Years ago, my father obtained two trademark registrations for two different companies that first used the marks in the 1800’s. I wonder if when the marks were selected, they knew that the marks would last, but also that they would grow in iconic value.
To ensure that your mark will last and grow in value, there are a number of things you can, and should do that can lead to success. The first step is to select a mark that has strong trademark significance. You want your mark to stand out and make it easy for consumers to not only find your products, but also to identify with your brand.
Too often marks are selected that try to help the consumer understand what you do or sell. For example, there isn’t much mystery when you see a sign for “Bob’s Heating & Plumbing” or the “Des Moines Brewing Company.” While these marks might help a consumer better understand your business, they do little to help you stand out from the crowd and you end up just blending in as one of the many similar marks.
Instead, you want to pick a word and/or a logo that is unique from all the others. In the trademark world they use terms like arbitrary, fanciful, or suggestive. Another way of thinking of your mark selection is to pick words that have no meaning (arbitrary – GOOGLE), or use a known word that has no connection to your product (fanciful – APPLE for a computer). You also can select a word or phrase that suggests but does not describe the qualities or attributes of a good or service (PIG WINGS for pork shanks).

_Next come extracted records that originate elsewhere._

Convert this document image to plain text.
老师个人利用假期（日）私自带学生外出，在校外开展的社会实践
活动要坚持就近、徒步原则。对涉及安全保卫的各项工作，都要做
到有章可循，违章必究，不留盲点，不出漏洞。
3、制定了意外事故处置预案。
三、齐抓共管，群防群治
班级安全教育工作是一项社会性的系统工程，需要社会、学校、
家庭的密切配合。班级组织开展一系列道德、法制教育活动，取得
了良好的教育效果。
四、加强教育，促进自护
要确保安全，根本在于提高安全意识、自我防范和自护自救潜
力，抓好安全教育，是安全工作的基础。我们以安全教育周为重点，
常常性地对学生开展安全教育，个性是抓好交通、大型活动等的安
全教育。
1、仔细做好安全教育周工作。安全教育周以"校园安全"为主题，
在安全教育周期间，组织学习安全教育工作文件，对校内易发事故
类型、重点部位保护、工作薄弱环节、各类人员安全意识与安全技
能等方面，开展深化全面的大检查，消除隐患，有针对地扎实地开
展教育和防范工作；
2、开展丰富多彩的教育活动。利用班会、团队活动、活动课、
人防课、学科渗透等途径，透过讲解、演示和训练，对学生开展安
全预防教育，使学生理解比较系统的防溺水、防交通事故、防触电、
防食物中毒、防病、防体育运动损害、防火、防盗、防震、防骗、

The second step is to make sure the mark you’ve selected is not confusingly similar to another’s. The last thing you want is for a consumer to buy your competitor’s crappy product and think it is yours. While the test for likelihood of confusion is complex, generally, if the mark and the goods/service are similar, you probably want to select a different mark. You can search for registrations at the Trademark office website, www.uspto.gov, or common law marks by doing an internet search. Still, you may want to talk with an experienced trademark attorney to make sure you’re on the right track.
The next thing to do is consider filing for a Federal registration. Of course, you don’t have to wait 100 years before filing.